Hakim MK Baru
Pakar Hukum Tata Negara Bandingkan Sidang Etik Adies Kadir dengan Arsul Sani dan Arief Hidayat
Pakar hukum tata negara UGM Yance Arizon menyoroti putusan Majelis Kehormatan Mahkamah Konsitusi (MKMK) terkait laporan etik Hakim Adies Kadir.
Ringkasan Berita:
- Yance Arizon sorot putusan MKMK terkait laporan etik Hakim Adies Kadir
- Yance menilai MKMK membatasi diri dalam penanganan etik Adies Kadir
- MKMK punya batasan kewenangan
TRIBUNNEWS.COM, JAKARTA - Pakar hukum tata negara dari Universitas Gadjah Mada (UGM), Yance Arizon menyoroti putusan Majelis Kehormatan Mahkamah Konsitusi (MKMK) terkait laporan etik Hakim Adies Kadir.

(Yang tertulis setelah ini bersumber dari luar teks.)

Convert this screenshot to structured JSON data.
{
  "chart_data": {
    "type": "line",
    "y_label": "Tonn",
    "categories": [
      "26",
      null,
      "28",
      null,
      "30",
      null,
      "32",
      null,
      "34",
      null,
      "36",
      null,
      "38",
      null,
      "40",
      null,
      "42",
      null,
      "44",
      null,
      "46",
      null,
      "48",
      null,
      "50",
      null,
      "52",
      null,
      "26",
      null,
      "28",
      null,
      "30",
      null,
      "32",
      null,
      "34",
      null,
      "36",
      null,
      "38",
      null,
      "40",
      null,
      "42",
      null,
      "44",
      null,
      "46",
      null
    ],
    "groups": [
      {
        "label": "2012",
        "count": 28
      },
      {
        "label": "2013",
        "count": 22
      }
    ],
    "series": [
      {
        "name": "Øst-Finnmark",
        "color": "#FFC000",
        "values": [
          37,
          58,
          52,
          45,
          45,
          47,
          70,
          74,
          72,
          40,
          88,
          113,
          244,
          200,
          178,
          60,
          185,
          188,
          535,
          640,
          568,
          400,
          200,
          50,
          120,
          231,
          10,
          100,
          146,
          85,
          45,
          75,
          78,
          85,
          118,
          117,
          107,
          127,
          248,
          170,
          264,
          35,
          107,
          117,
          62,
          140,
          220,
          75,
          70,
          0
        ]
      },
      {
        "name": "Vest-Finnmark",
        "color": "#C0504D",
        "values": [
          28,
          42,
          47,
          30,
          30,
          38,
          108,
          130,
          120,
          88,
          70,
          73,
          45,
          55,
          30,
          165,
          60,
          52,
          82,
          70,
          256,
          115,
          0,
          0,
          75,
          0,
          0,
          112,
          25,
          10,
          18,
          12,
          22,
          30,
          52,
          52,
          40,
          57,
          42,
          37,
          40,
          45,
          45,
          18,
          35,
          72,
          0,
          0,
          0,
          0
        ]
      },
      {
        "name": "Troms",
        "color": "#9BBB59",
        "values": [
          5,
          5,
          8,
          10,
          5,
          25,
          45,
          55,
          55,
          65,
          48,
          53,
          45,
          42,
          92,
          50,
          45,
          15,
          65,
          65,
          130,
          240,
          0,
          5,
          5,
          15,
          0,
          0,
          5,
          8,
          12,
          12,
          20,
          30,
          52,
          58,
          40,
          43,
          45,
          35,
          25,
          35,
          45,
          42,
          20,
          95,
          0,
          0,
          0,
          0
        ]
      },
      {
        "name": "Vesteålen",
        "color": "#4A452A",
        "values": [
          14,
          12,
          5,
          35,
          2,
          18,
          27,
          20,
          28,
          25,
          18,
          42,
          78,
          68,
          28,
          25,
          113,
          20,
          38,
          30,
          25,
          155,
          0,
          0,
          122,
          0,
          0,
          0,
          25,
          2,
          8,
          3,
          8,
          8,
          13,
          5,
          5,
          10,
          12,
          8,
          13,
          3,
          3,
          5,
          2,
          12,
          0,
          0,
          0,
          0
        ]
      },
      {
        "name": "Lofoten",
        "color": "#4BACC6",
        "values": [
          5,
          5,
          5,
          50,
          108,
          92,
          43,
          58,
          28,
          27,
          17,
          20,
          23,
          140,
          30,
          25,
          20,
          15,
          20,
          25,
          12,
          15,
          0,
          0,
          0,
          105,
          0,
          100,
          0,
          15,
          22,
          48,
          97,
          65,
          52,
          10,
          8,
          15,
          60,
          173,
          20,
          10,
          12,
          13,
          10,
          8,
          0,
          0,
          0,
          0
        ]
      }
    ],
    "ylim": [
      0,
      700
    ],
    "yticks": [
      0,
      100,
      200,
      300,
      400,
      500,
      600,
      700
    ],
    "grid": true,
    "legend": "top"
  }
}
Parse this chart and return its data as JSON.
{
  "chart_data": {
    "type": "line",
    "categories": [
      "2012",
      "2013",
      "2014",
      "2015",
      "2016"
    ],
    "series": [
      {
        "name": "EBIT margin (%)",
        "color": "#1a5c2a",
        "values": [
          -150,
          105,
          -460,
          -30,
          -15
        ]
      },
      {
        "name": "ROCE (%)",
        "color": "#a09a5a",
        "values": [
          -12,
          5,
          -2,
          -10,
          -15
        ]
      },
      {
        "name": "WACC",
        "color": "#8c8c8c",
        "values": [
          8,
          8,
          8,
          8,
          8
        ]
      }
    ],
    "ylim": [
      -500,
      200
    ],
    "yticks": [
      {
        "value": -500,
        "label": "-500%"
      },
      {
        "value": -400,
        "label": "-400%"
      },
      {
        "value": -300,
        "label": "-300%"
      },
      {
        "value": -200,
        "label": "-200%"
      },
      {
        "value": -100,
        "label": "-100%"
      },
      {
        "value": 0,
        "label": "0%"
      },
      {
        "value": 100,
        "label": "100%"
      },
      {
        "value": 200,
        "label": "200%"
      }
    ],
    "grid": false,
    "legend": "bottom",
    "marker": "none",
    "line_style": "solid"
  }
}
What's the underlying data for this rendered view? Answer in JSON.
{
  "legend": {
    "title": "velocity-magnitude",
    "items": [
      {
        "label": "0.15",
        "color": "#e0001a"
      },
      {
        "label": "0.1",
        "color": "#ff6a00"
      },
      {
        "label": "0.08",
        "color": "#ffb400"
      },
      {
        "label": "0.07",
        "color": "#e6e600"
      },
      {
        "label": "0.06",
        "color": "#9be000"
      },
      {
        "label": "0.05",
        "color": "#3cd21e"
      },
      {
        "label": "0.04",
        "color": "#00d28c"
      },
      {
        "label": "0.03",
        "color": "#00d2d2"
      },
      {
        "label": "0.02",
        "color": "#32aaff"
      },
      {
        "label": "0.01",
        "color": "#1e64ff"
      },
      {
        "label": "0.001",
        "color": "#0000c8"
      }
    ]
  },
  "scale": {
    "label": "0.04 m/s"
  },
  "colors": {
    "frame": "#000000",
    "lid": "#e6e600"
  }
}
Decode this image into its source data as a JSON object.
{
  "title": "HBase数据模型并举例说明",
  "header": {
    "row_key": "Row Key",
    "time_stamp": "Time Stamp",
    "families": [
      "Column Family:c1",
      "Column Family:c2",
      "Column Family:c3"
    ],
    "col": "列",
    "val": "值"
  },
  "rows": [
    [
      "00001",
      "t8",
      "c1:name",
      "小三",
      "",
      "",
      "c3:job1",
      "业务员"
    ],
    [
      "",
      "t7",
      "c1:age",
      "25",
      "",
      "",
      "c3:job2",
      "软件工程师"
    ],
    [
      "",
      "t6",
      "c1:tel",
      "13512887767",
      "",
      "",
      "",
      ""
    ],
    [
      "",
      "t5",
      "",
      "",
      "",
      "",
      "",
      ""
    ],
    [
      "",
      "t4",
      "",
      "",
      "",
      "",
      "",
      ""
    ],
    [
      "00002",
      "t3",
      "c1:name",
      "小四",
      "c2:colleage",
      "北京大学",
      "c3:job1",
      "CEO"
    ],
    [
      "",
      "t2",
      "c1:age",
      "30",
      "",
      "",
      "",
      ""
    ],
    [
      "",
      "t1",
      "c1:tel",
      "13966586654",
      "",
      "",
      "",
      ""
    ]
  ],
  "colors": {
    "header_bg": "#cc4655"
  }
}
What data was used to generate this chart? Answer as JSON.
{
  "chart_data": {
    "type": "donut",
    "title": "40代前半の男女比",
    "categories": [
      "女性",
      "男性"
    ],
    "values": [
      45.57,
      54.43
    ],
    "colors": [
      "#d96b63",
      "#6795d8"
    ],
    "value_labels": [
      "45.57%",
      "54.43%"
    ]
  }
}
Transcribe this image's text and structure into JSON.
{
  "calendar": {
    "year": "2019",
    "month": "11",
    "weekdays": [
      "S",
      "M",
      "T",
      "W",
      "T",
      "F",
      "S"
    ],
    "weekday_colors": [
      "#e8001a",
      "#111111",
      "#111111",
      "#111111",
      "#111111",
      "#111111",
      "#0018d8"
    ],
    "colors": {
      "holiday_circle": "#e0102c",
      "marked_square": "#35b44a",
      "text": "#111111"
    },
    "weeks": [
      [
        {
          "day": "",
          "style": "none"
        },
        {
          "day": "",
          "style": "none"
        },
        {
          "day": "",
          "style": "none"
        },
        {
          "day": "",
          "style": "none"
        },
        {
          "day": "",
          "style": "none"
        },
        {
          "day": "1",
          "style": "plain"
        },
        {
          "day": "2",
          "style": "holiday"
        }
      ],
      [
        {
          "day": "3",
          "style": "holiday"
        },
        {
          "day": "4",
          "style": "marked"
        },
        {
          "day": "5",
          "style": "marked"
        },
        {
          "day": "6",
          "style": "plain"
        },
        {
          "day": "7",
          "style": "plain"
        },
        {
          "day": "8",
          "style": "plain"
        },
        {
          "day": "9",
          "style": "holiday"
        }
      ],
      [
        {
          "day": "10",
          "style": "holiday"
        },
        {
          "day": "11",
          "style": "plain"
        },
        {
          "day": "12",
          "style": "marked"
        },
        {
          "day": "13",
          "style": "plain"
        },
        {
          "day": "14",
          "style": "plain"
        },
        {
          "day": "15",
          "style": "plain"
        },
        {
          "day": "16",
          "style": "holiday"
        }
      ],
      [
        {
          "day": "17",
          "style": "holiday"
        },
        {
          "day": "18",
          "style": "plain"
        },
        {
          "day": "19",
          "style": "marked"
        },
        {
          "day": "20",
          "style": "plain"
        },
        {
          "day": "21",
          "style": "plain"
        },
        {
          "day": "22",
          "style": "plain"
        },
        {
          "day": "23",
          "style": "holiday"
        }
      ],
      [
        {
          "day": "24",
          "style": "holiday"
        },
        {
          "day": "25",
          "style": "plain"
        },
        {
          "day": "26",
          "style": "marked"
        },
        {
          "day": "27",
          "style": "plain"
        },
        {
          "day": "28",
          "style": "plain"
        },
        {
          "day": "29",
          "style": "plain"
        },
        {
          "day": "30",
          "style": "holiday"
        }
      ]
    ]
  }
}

Dalam putusannya, MKMK menyatakan pihaknya tidak berwenang mengadili laporan dugaan pelanggaran etik Hakim Adies Kadir.
Yance Arizon membandingkan proses sidang dugaan pelanggaran etik Hakim Adies Kadir dengan sejumlah sidang dugaan etik hakim konstitusi lainnya.
Adies Kadir.
"2018 misalkan, Dewan Etik MK memberikan sanksi teguran kepada Arief Hidayat karena bertemu dengan anggota DPR dalam proses seleksi. Berarti itu bisa dilakukan oleh MK, MKMK ya," kata Yance di kawasan Gedung MK, Jakarta, Kamis (5/3/2026).
"Kemudian juga kasus persoalan dugaan ijazah palsu Pak Arsul Sani, itu tidak ada laporan tapi itu dilakukan dan diperiksa oleh MKMK, itu adalah sesuatu yang sebelum beliau jadi hakim konstitusi," sambugnya.
Baca juga: Ridwan Mansyur Sebut Laporan Dugaan Etik Hakim Konstitusi Adies Kadir di Luar Jangkauan MKMK
Yance merupakan bagian dari Constitutional and Administrative Law Society (CALS), salah satu pihak yang melapor dugaan pelanggaran etik Adies Kadir ke MKMK.
Yance menilai MKMK membatasi diri dalam penanganan etik Adies Kadir dan menghilangkan satu kesempatan untuk melakukan koreksi.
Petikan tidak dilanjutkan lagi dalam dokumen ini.